Upon his retirement, Ogunsanya will provide advisory support to the Chairman, the Airtel Africa Board, and the CEO for a 12-month period. Simultaneously, Airtel Africa announced the appointment of Sunil Taldar as the Managing Director and Chief Executive Officer to succeed Ogunsanya. Taldar, who joined Airtel Africa in October 2023 as Director – Transformation, will begin the transition to the CEO role alongside Ogunsanya. Following a transition period, Taldar will be appointed to the Board as an Executive Director and assume the role of CEO on July 1, 2024. At that time, Ogunsanya will step down from the Board and retire from the Company.

“On behalf of the Board, I would like to thank Segun Ogansanya for his commitment and significant contribution to Airtel Africa plc as Chief Executive and before that as Managing Director and CEO of Nigeria, our largest market in Africa.

“I am pleased Segun has agreed, following his retirement, to assume the new role as Chair of the Airtel Africa Charitable Foundation, where he will bring his visionary leadership to this new philanthropic initiative to advance development and prosperity across Africa. Segun will retire from the Board with our very best wishes and sincere appreciation for everything he has achieved.

“The Board is delighted to appoint Sunil Taldar as the Group’s next Chief Executive Officer. His industry experience, strategic vision, constant customer focus and proven record of delivery will enable him to deliver our strategic objectives and to lead the Group in the next stages of its development.
In respect of the transition period, Segun continues to lead the business very effectively as seen in our financial results. Given that Sunil Taldar has already joined the Group, we are confident that we will have an orderly leadership transition and handover of responsibilities.

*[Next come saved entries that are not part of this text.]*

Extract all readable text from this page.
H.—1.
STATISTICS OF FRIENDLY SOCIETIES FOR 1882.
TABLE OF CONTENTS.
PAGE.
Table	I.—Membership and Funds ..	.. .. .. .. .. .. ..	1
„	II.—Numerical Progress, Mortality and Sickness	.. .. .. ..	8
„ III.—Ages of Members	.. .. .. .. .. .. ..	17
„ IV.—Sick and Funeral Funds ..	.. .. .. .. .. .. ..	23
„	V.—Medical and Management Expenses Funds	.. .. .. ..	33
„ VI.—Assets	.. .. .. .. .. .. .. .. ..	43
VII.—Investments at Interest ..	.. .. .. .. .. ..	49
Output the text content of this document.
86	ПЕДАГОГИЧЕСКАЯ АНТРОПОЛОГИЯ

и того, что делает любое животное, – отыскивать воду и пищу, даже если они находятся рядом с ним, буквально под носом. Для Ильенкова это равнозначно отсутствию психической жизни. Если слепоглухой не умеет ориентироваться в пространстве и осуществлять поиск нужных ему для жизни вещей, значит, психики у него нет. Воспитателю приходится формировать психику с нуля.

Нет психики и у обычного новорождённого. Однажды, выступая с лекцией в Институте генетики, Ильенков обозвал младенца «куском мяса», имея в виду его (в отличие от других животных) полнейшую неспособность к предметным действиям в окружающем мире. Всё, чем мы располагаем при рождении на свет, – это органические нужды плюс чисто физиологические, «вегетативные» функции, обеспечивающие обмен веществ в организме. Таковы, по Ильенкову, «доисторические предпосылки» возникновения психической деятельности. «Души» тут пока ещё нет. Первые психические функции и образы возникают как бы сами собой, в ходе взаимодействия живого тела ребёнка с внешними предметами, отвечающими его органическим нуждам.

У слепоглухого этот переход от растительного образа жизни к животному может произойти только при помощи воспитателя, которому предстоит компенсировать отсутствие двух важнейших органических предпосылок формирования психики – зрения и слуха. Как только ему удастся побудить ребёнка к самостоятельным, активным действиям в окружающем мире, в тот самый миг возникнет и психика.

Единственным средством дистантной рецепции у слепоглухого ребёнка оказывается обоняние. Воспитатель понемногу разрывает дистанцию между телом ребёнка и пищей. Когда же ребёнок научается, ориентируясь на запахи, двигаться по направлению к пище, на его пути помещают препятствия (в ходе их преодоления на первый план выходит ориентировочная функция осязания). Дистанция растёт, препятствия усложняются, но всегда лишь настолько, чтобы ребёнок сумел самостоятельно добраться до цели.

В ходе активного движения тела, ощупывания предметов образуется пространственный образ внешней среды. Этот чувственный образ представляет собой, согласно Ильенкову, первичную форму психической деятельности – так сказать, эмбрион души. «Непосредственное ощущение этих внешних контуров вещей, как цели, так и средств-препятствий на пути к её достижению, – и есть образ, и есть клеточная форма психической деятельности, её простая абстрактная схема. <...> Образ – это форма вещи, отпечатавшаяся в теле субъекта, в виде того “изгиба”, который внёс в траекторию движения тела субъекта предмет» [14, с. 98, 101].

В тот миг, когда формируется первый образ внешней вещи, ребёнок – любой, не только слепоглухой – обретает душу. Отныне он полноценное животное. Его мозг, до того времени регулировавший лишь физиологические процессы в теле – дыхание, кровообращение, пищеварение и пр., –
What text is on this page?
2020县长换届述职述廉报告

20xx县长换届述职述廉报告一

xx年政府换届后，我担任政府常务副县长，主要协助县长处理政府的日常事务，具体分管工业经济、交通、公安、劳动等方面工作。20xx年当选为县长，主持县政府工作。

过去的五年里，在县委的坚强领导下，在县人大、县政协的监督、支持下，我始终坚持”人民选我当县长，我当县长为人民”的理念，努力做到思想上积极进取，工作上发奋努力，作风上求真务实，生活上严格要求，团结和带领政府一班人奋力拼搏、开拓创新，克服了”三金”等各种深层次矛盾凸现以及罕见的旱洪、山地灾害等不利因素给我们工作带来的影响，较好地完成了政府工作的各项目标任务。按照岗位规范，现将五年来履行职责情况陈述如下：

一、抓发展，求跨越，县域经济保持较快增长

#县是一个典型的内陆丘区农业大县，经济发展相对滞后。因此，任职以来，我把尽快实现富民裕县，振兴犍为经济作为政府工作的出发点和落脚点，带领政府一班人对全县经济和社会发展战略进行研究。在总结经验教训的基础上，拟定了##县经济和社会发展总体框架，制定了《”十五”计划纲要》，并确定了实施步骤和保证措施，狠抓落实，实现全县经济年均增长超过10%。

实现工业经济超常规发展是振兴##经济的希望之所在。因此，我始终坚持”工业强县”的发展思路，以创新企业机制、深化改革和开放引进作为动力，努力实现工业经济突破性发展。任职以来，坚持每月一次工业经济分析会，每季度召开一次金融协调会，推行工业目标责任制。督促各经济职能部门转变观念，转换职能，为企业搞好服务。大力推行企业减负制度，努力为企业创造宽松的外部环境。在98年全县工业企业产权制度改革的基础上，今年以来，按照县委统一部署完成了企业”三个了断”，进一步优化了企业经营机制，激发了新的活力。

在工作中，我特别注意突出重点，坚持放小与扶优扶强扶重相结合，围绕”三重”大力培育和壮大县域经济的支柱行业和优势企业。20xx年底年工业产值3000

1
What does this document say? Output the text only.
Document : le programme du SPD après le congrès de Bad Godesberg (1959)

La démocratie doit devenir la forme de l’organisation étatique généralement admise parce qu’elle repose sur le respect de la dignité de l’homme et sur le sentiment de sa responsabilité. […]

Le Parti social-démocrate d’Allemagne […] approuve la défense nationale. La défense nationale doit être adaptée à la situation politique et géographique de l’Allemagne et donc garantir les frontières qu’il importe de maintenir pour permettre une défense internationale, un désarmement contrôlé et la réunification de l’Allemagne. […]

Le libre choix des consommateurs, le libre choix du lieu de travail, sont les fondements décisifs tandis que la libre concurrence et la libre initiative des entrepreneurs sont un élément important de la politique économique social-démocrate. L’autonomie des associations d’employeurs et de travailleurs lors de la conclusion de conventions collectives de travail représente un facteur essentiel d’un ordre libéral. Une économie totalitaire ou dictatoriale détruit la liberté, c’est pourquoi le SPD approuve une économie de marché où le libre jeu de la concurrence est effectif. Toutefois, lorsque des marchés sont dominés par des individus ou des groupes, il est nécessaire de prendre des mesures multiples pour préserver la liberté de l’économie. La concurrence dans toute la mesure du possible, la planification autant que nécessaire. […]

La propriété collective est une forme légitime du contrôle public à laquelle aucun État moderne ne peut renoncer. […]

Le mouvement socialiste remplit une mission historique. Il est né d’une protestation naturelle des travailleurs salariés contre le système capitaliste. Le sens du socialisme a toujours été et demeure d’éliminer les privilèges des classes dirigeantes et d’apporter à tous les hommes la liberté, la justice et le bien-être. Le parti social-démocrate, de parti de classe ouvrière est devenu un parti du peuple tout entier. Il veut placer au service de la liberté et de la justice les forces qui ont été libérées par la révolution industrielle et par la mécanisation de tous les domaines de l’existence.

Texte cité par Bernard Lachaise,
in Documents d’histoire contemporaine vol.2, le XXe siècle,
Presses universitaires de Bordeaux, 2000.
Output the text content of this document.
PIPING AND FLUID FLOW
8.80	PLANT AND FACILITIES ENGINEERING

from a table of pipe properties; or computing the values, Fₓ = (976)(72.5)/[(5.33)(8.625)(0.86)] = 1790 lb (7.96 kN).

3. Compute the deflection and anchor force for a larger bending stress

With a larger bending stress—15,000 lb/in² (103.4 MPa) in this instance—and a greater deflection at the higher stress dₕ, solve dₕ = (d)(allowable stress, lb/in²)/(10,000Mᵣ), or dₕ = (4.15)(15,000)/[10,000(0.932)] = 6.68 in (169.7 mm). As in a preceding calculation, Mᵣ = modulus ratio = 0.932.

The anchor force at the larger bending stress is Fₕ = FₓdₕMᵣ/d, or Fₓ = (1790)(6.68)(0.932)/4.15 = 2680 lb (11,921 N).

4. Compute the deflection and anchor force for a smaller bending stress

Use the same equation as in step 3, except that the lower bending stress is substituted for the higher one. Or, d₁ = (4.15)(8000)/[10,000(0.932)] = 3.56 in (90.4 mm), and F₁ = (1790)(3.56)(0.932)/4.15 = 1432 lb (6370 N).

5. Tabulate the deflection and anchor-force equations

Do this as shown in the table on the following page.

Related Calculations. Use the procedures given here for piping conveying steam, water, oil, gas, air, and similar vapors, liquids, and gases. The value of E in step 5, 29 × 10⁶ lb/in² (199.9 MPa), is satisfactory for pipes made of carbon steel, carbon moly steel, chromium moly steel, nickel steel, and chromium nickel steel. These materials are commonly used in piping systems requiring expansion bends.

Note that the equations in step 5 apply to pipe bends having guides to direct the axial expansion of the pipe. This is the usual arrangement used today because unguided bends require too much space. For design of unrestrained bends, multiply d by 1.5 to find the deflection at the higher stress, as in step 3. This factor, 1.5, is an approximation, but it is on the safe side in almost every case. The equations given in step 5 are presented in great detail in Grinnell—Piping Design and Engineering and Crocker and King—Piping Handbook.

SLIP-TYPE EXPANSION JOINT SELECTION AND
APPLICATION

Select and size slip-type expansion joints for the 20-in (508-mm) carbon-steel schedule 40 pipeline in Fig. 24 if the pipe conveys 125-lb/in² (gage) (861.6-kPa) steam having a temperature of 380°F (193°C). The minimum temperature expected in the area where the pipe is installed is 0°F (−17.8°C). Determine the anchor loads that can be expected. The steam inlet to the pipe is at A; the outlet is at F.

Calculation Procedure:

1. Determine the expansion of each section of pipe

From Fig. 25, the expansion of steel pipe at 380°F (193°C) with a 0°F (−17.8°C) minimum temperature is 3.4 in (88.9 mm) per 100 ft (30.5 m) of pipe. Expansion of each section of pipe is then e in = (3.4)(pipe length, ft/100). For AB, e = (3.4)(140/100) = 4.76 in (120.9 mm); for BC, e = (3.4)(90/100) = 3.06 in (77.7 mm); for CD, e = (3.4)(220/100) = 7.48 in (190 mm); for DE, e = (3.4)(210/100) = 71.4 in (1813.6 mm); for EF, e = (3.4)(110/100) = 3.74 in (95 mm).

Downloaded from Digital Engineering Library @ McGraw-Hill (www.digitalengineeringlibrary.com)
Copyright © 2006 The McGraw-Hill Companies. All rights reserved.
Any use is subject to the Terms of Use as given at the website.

Sunil Bharti Mittal, Chairman, Airtel Africa plc

It has been a privilege to spend over 12 years of my career at Airtel Africa and I am proud of what we have delivered for customers across Africa.

We continue to transform lives. Now is the right time for me to handover to a new leader who can build on Airtel Africa’s strengths and deliver on the significant opportunities ahead as I pursue my renewed interest in the empowerment of Africans through digital and financial inclusion in a different capacity beyond the boundaries of for-profit organizations. This has been my ambition after a successful career spanning over 35 years in Banking, FMCG and Telecommunications”.